Do dia para a noite, os lavradores médios tiveram que se aperfeiçoar e passar da ordenha das vacas à programação e operação da ordenadora automatizada para conseguir manter seu emprego. E isso exige habilidades acima da média.

Finalmente, eu li uma notícia, publicada por este jornal em 13 de maio passado, de que cientistas concluíram que “uma grande parte da grossa camada de gelo da Antártica Ocidental começou a desmoronar e seu derretimento contínuo agora parece ser irrefreável. ‘Hoje apresentamos evidências empíricas de que um grande setor da camada de gelo da Antártica Ocidental sofreu um recuo irreversível”, disse Eric Rignot, glaciologista da Universidade da Califórnia, em Irvine. “O derretimento passou do estágio reversível”.

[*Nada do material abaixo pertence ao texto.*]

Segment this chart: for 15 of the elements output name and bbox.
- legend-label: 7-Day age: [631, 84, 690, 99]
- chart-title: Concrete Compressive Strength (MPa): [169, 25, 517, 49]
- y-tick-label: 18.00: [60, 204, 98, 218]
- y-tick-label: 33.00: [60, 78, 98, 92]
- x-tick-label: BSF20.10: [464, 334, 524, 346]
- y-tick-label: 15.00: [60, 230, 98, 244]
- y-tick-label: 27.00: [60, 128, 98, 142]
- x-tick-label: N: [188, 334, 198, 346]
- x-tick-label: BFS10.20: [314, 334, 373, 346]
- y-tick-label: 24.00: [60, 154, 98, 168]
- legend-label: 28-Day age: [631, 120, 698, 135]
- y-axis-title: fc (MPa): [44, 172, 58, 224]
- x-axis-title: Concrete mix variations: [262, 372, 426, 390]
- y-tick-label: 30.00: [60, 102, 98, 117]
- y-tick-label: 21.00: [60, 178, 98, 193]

Como eu já havia observado antes, enquanto crescíamos “mais tarde” significava que podíamos pintar a mesma paisagem, ver os mesmos animais, subir nas mesmas árvores, pescar nos mesmos rios, visitar a mesma Antártica, aproveitar o mesmo clima ou salvar as mesmas espécies ameaçadas de extinção de quando éramos crianças – apenas mais tarde, quando tivéssemos tempo para isso. Não mais. Agora mais tarde será quando você não será mais capaz de fazer nenhuma dessas coisas – nunca mais. Então, o que quer que você esteja pretendendo salvar, por favor, salve agora. Porque mais tarde será quando essas coisas terão acabado. Mais tarde será tarde demais.
Mais tarde – assim como privado, local e a média – já não existe mais.